Lots of test failures with a stack trace similar to the below:

System.AccessViolationException : Attempted to read or write protected memory. This is often an indication that other memory is corrupt.
   at System.Net.Http.HttpClient.<SendAsync>g__Core|83_0(HttpRequestMessage request, HttpCompletionOption completionOption, CancellationTokenSource cts, Boolean disposeCts, CancellationTokenSource pendingRequestsCts, CancellationToken originalCancellationToken)
   at System.Net.Http.HttpClient.<SendAsync>g__Core|83_0(HttpRequestMessage request, HttpCompletionOption completionOption, CancellationTokenSource cts, Boolean disposeCts, CancellationTokenSource pendingRequestsCts, CancellationToken originalCancellationToken)
   at MartinCostello.Costellobot.Infrastructure.IntegrationTests`1.PostWebhookAsync(String event, Object value, String webhookSecret, String delivery) in /_/tests/Costellobot.Tests/Infrastructure/IntegrationTests`1.cs:line 176
   at MartinCostello.Costellobot.Handlers.DeploymentStatusHandlerTests.PostWebhookAsync(DeploymentStatusDriver driver, String action) in /_/tests/Costellobot.Tests/Handlers/DeploymentStatusHandlerTests.cs:line 667
   at MartinCostello.Costellobot.Handlers.DeploymentStatusHandlerTests.Deployment_Is_Approved_For_Trusted_User_And_Dependency_When_Penultimate_Build_Skipped() in /_/tests/Costellobot.Tests/Handlers/DeploymentStatusHandlerTests.cs:line 128
--- End of stack trace from previous location ---

That corresponds to this code, but it doesn't appear to have been recently changed:

async Task<HttpResponseMessage> Core(
HttpRequestMessage request, HttpCompletionOption completionOption,
CancellationTokenSource cts, bool disposeCts, CancellationTokenSource pendingRequestsCts, CancellationToken originalCancellationToken)
{
bool telemetryStarted = StartSend(request);
bool responseContentTelemetryStarted = false;
HttpResponseMessage? response = null;
try
{
// Wait for the send request to complete, getting back the response.
response = await base.SendAsync(request, cts.Token).ConfigureAwait(false);
ThrowForNullResponse(response);
// Buffer the response content if we've been asked to.
if (ShouldBufferResponse(completionOption, request))
{
if (HttpTelemetry.Log.IsEnabled() && telemetryStarted)
{
HttpTelemetry.Log.ResponseContentStart();
responseContentTelemetryStarted = true;
}
await response.Content.LoadIntoBufferAsync(_maxResponseContentBufferSize, cts.Token).ConfigureAwait(false);
}
return response;
}
catch (Exception e)
{
HandleFailure(e, telemetryStarted, response, cts, originalCancellationToken, pendingRequestsCts);
throw;
}
finally
{
FinishSend(response, cts, disposeCts, telemetryStarted, responseContentTelemetryStarted);
}
}

Regression?

Yes.

Known Workarounds

None.

Configuration

.NET SDK 9.0.100-preview.4.24265.4

Other information

No response

@dotnet-policy-service dotnet-policy-service bot added the untriaged New issue has not been triaged by the area owner label May 16, 2024
Copy link
Contributor

Tagging subscribers to this area: @dotnet/ncl
See info in area-owners.md if you want to be subscribed.

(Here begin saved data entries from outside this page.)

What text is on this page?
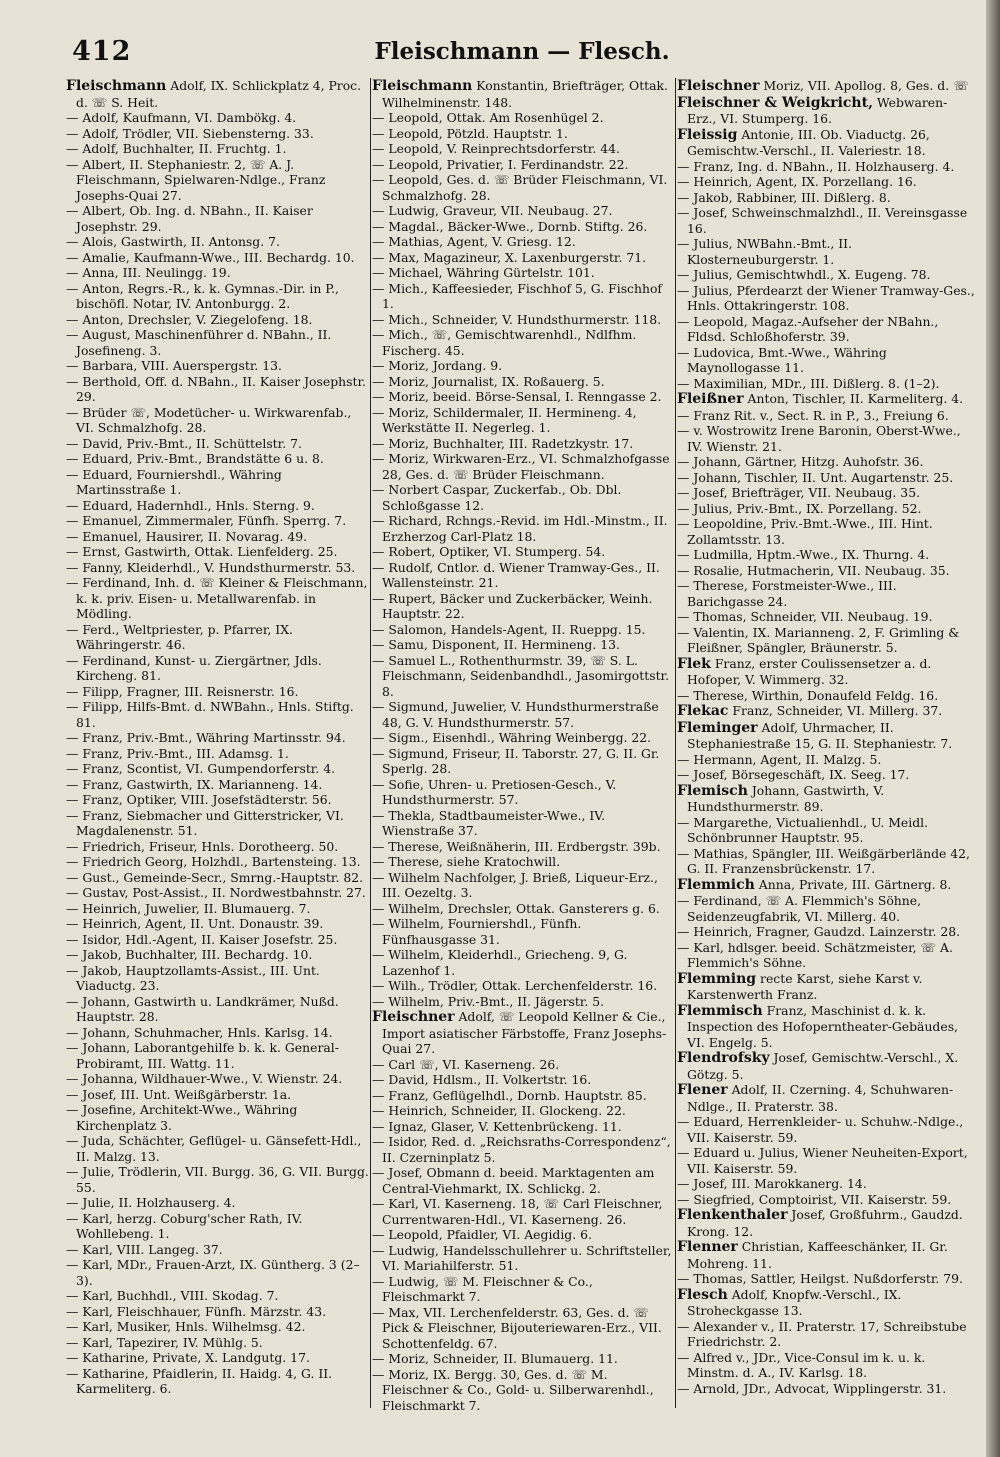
412	Fleischmann — Flesch.
Fleischmann Adolf, IX. Schlickplatz 4, Proc. d. ☏ S. Heit.
— Adolf, Kaufmann, VI. Dambökg. 4.
— Adolf, Trödler, VII. Siebensterng. 33.
— Adolf, Buchhalter, II. Fruchtg. 1.
— Albert, II. Stephaniestr. 2, ☏ A. J. Fleischmann, Spielwaren-Ndlge., Franz Josephs-Quai 27.
— Albert, Ob. Ing. d. NBahn., II. Kaiser Josephstr. 29.
— Alois, Gastwirth, II. Antonsg. 7.
— Amalie, Kaufmann-Wwe., III. Bechardg. 10.
— Anna, III. Neulingg. 19.
— Anton, Regrs.-R., k. k. Gymnas.-Dir. in P., bischöfl. Notar, IV. Antonburgg. 2.
— Anton, Drechsler, V. Ziegelofeng. 18.
— August, Maschinenführer d. NBahn., II. Josefineng. 3.
— Barbara, VIII. Auerspergstr. 13.
— Berthold, Off. d. NBahn., II. Kaiser Josephstr. 29.
— Brüder ☏, Modetücher- u. Wirkwarenfab., VI. Schmalzhofg. 28.
— David, Priv.-Bmt., II. Schüttelstr. 7.
— Eduard, Priv.-Bmt., Brandstätte 6 u. 8.
— Eduard, Fourniershdl., Währing Martinsstraße 1.
— Eduard, Hadernhdl., Hnls. Sterng. 9.
— Emanuel, Zimmermaler, Fünfh. Sperrg. 7.
— Emanuel, Hausirer, II. Novarag. 49.
— Ernst, Gastwirth, Ottak. Lienfelderg. 25.
— Fanny, Kleiderhdl., V. Hundsthurmerstr. 53.
— Ferdinand, Inh. d. ☏ Kleiner & Fleischmann, k. k. priv. Eisen- u. Metallwarenfab. in Mödling.
— Ferd., Weltpriester, p. Pfarrer, IX. Währingerstr. 46.
— Ferdinand, Kunst- u. Ziergärtner, Jdls. Kircheng. 81.
— Filipp, Fragner, III. Reisnerstr. 16.
— Filipp, Hilfs-Bmt. d. NWBahn., Hnls. Stiftg. 81.
— Franz, Priv.-Bmt., Währing Martinsstr. 94.
— Franz, Priv.-Bmt., III. Adamsg. 1.
— Franz, Scontist, VI. Gumpendorferstr. 4.
— Franz, Gastwirth, IX. Marianneng. 14.
— Franz, Optiker, VIII. Josefstädterstr. 56.
— Franz, Siebmacher und Gitterstricker, VI. Magdalenenstr. 51.
— Friedrich, Friseur, Hnls. Dorotheerg. 50.
— Friedrich Georg, Holzhdl., Bartensteing. 13.
— Gust., Gemeinde-Secr., Smrng.-Hauptstr. 82.
— Gustav, Post-Assist., II. Nordwestbahnstr. 27.
— Heinrich, Juwelier, II. Blumauerg. 7.
— Heinrich, Agent, II. Unt. Donaustr. 39.
— Isidor, Hdl.-Agent, II. Kaiser Josefstr. 25.
— Jakob, Buchhalter, III. Bechardg. 10.
— Jakob, Hauptzollamts-Assist., III. Unt. Viaductg. 23.
— Johann, Gastwirth u. Landkrämer, Nußd. Hauptstr. 28.
— Johann, Schuhmacher, Hnls. Karlsg. 14.
— Johann, Laborantgehilfe b. k. k. General-Probiramt, III. Wattg. 11.
— Johanna, Wildhauer-Wwe., V. Wienstr. 24.
— Josef, III. Unt. Weißgärberstr. 1a.
— Josefine, Architekt-Wwe., Währing Kirchenplatz 3.
— Juda, Schächter, Geflügel- u. Gänsefett-Hdl., II. Malzg. 13.
— Julie, Trödlerin, VII. Burgg. 36, G. VII. Burgg. 55.
— Julie, II. Holzhauserg. 4.
— Karl, herzg. Coburg'scher Rath, IV. Wohllebeng. 1.
— Karl, VIII. Langeg. 37.
— Karl, MDr., Frauen-Arzt, IX. Güntherg. 3 (2–3).
— Karl, Buchhdl., VIII. Skodag. 7.
— Karl, Fleischhauer, Fünfh. Märzstr. 43.
— Karl, Musiker, Hnls. Wilhelmsg. 42.
— Karl, Tapezirer, IV. Mühlg. 5.
— Katharine, Private, X. Landgutg. 17.
— Katharine, Pfaidlerin, II. Haidg. 4, G. II. Karmeliterg. 6.
Fleischmann Konstantin, Briefträger, Ottak. Wilhelminenstr. 148.
— Leopold, Ottak. Am Rosenhügel 2.
— Leopold, Pötzld. Hauptstr. 1.
— Leopold, V. Reinprechtsdorferstr. 44.
— Leopold, Privatier, I. Ferdinandstr. 22.
— Leopold, Ges. d. ☏ Brüder Fleischmann, VI. Schmalzhofg. 28.
— Ludwig, Graveur, VII. Neubaug. 27.
— Magdal., Bäcker-Wwe., Dornb. Stiftg. 26.
— Mathias, Agent, V. Griesg. 12.
— Max, Magazineur, X. Laxenburgerstr. 71.
— Michael, Währing Gürtelstr. 101.
— Mich., Kaffeesieder, Fischhof 5, G. Fischhof 1.
— Mich., Schneider, V. Hundsthurmerstr. 118.
— Mich., ☏, Gemischtwarenhdl., Ndlfhm. Fischerg. 45.
— Moriz, Jordang. 9.
— Moriz, Journalist, IX. Roßauerg. 5.
— Moriz, beeid. Börse-Sensal, I. Renngasse 2.
— Moriz, Schildermaler, II. Hermineng. 4, Werkstätte II. Negerleg. 1.
— Moriz, Buchhalter, III. Radetzkystr. 17.
— Moriz, Wirkwaren-Erz., VI. Schmalzhofgasse 28, Ges. d. ☏ Brüder Fleischmann.
— Norbert Caspar, Zuckerfab., Ob. Dbl. Schloßgasse 12.
— Richard, Rchngs.-Revid. im Hdl.-Minstm., II. Erzherzog Carl-Platz 18.
— Robert, Optiker, VI. Stumperg. 54.
— Rudolf, Cntlor. d. Wiener Tramway-Ges., II. Wallensteinstr. 21.
— Rupert, Bäcker und Zuckerbäcker, Weinh. Hauptstr. 22.
— Salomon, Handels-Agent, II. Rueppg. 15.
— Samu, Disponent, II. Hermineng. 13.
— Samuel L., Rothenthurmstr. 39, ☏ S. L. Fleischmann, Seidenbandhdl., Jasomirgottstr. 8.
— Sigmund, Juwelier, V. Hundsthurmerstraße 48, G. V. Hundsthurmerstr. 57.
— Sigm., Eisenhdl., Währing Weinbergg. 22.
— Sigmund, Friseur, II. Taborstr. 27, G. II. Gr. Sperlg. 28.
— Sofie, Uhren- u. Pretiosen-Gesch., V. Hundsthurmerstr. 57.
— Thekla, Stadtbaumeister-Wwe., IV. Wienstraße 37.
— Therese, Weißnäherin, III. Erdbergstr. 39b.
— Therese, siehe Kratochwill.
— Wilhelm Nachfolger, J. Brieß, Liqueur-Erz., III. Oezeltg. 3.
— Wilhelm, Drechsler, Ottak. Gansterers g. 6.
— Wilhelm, Fourniershdl., Fünfh. Fünfhausgasse 31.
— Wilhelm, Kleiderhdl., Griecheng. 9, G. Lazenhof 1.
— Wilh., Trödler, Ottak. Lerchenfelderstr. 16.
— Wilhelm, Priv.-Bmt., II. Jägerstr. 5.
Fleischner Adolf, ☏ Leopold Kellner & Cie., Import asiatischer Färbstoffe, Franz Josephs-Quai 27.
— Carl ☏, VI. Kaserneng. 26.
— David, Hdlsm., II. Volkertstr. 16.
— Franz, Geflügelhdl., Dornb. Hauptstr. 85.
— Heinrich, Schneider, II. Glockeng. 22.
— Ignaz, Glaser, V. Kettenbrückeng. 11.
— Isidor, Red. d. „Reichsraths-Correspondenz“, II. Czerninplatz 5.
— Josef, Obmann d. beeid. Marktagenten am Central-Viehmarkt, IX. Schlickg. 2.
— Karl, VI. Kaserneng. 18, ☏ Carl Fleischner, Currentwaren-Hdl., VI. Kaserneng. 26.
— Leopold, Pfaidler, VI. Aegidig. 6.
— Ludwig, Handelsschullehrer u. Schriftsteller, VI. Mariahilferstr. 51.
— Ludwig, ☏ M. Fleischner & Co., Fleischmarkt 7.
— Max, VII. Lerchenfelderstr. 63, Ges. d. ☏ Pick & Fleischner, Bijouteriewaren-Erz., VII. Schottenfeldg. 67.
— Moriz, Schneider, II. Blumauerg. 11.
— Moriz, IX. Bergg. 30, Ges. d. ☏ M. Fleischner & Co., Gold- u. Silberwarenhdl., Fleischmarkt 7.
Fleischner Moriz, VII. Apollog. 8, Ges. d. ☏
Fleischner & Weigkricht, Webwaren-Erz., VI. Stumperg. 16.
Fleissig Antonie, III. Ob. Viaductg. 26, Gemischtw.-Verschl., II. Valeriestr. 18.
— Franz, Ing. d. NBahn., II. Holzhauserg. 4.
— Heinrich, Agent, IX. Porzellang. 16.
— Jakob, Rabbiner, III. Dißlerg. 8.
— Josef, Schweinschmalzhdl., II. Vereinsgasse 16.
— Julius, NWBahn.-Bmt., II. Klosterneuburgerstr. 1.
— Julius, Gemischtwhdl., X. Eugeng. 78.
— Julius, Pferdearzt der Wiener Tramway-Ges., Hnls. Ottakringerstr. 108.
— Leopold, Magaz.-Aufseher der NBahn., Fldsd. Schloßhoferstr. 39.
— Ludovica, Bmt.-Wwe., Währing Maynollogasse 11.
— Maximilian, MDr., III. Dißlerg. 8. (1–2).
Fleißner Anton, Tischler, II. Karmeliterg. 4.
— Franz Rit. v., Sect. R. in P., 3., Freiung 6.
— v. Wostrowitz Irene Baronin, Oberst-Wwe., IV. Wienstr. 21.
— Johann, Gärtner, Hitzg. Auhofstr. 36.
— Johann, Tischler, II. Unt. Augartenstr. 25.
— Josef, Briefträger, VII. Neubaug. 35.
— Julius, Priv.-Bmt., IX. Porzellang. 52.
— Leopoldine, Priv.-Bmt.-Wwe., III. Hint. Zollamtsstr. 13.
— Ludmilla, Hptm.-Wwe., IX. Thurng. 4.
— Rosalie, Hutmacherin, VII. Neubaug. 35.
— Therese, Forstmeister-Wwe., III. Barichgasse 24.
— Thomas, Schneider, VII. Neubaug. 19.
— Valentin, IX. Marianneng. 2, F. Grimling & Fleißner, Spängler, Bräunerstr. 5.
Flek Franz, erster Coulissensetzer a. d. Hofoper, V. Wimmerg. 32.
— Therese, Wirthin, Donaufeld Feldg. 16.
Flekac Franz, Schneider, VI. Millerg. 37.
Fleminger Adolf, Uhrmacher, II. Stephaniestraße 15, G. II. Stephaniestr. 7.
— Hermann, Agent, II. Malzg. 5.
— Josef, Börsegeschäft, IX. Seeg. 17.
Flemisch Johann, Gastwirth, V. Hundsthurmerstr. 89.
— Margarethe, Victualienhdl., U. Meidl. Schönbrunner Hauptstr. 95.
— Mathias, Spängler, III. Weißgärberlände 42, G. II. Franzensbrückenstr. 17.
Flemmich Anna, Private, III. Gärtnerg. 8.
— Ferdinand, ☏ A. Flemmich's Söhne, Seidenzeugfabrik, VI. Millerg. 40.
— Heinrich, Fragner, Gaudzd. Lainzerstr. 28.
— Karl, hdlsger. beeid. Schätzmeister, ☏ A. Flemmich's Söhne.
Flemming recte Karst, siehe Karst v. Karstenwerth Franz.
Flemmisch Franz, Maschinist d. k. k. Inspection des Hofoperntheater-Gebäudes, VI. Engelg. 5.
Flendrofsky Josef, Gemischtw.-Verschl., X. Götzg. 5.
Flener Adolf, II. Czerning. 4, Schuhwaren-Ndlge., II. Praterstr. 38.
— Eduard, Herrenkleider- u. Schuhw.-Ndlge., VII. Kaiserstr. 59.
— Eduard u. Julius, Wiener Neuheiten-Export, VII. Kaiserstr. 59.
— Josef, III. Marokkanerg. 14.
— Siegfried, Comptoirist, VII. Kaiserstr. 59.
Flenkenthaler Josef, Großfuhrm., Gaudzd. Krong. 12.
Flenner Christian, Kaffeeschänker, II. Gr. Mohreng. 11.
— Thomas, Sattler, Heilgst. Nußdorferstr. 79.
Flesch Adolf, Knopfw.-Verschl., IX. Stroheckgasse 13.
— Alexander v., II. Praterstr. 17, Schreibstube Friedrichstr. 2.
— Alfred v., JDr., Vice-Consul im k. u. k. Minstm. d. A., IV. Karlsg. 18.
— Arnold, JDr., Advocat, Wipplingerstr. 31.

@antonfirsov antonfirsov removed the untriaged New issue has not been triaged by the area owner label May 16, 2024
@antonfirsov antonfirsov added this to the 9.0.0 milestone May 16, 2024
@antonfirsov
Copy link
Member

@martincostello any chance you can help us by collecting traces? This could give us some preliminary ideas before someone manages to jump on the issue.

dotnet-trace collect --providers System.Net.Http,Private.InternalDiagnostics.System.Net.Http,System.Net.Security,System.Net.Sockets,System.Net.NameResolution,System.Threading.Tasks.TplEventSource:0x80:4 --process-id <PID>

@antonfirsov
Copy link
Member

Could this be the root cause?

@martincostello
Copy link
Member Author

any chance you can help us by collecting traces?

Sure, I'll try and do this later today.

Could #101479 (comment) be the root cause?

I did spot that issue, but it seemed a bit too old to still be an issue in the nightlies?

@martincostello
Copy link
Member Author

dotnet-trace collect --providers System.Net.Http,Private.InternalDiagnostics.System.Net.Http,System.Net.Security,System.Net.Sockets,System.Net.NameResolution,System.Threading.Tasks.TplEventSource:0x80:4 --process-id <PID>

Just looked at this - how do I do this exactly when I don't know what the test process' ID will be until after I start the tests?

@wfurt
Copy link
Member

wfurt commented May 16, 2024

I know this annoying. I often add Console.Readline() to the repro and hit enter after tracing started. Other alternative is to add EventListener the the repro itself.

@wfurt
Copy link
Member

wfurt commented May 16, 2024

BTW the linked issue blames libgit2sharp. Do you see same issue on any other platform @martincostello ?

@martincostello
Copy link
Member Author

At the moment my repro is just "run dotnet test" - I don't have anything more specific at the moment.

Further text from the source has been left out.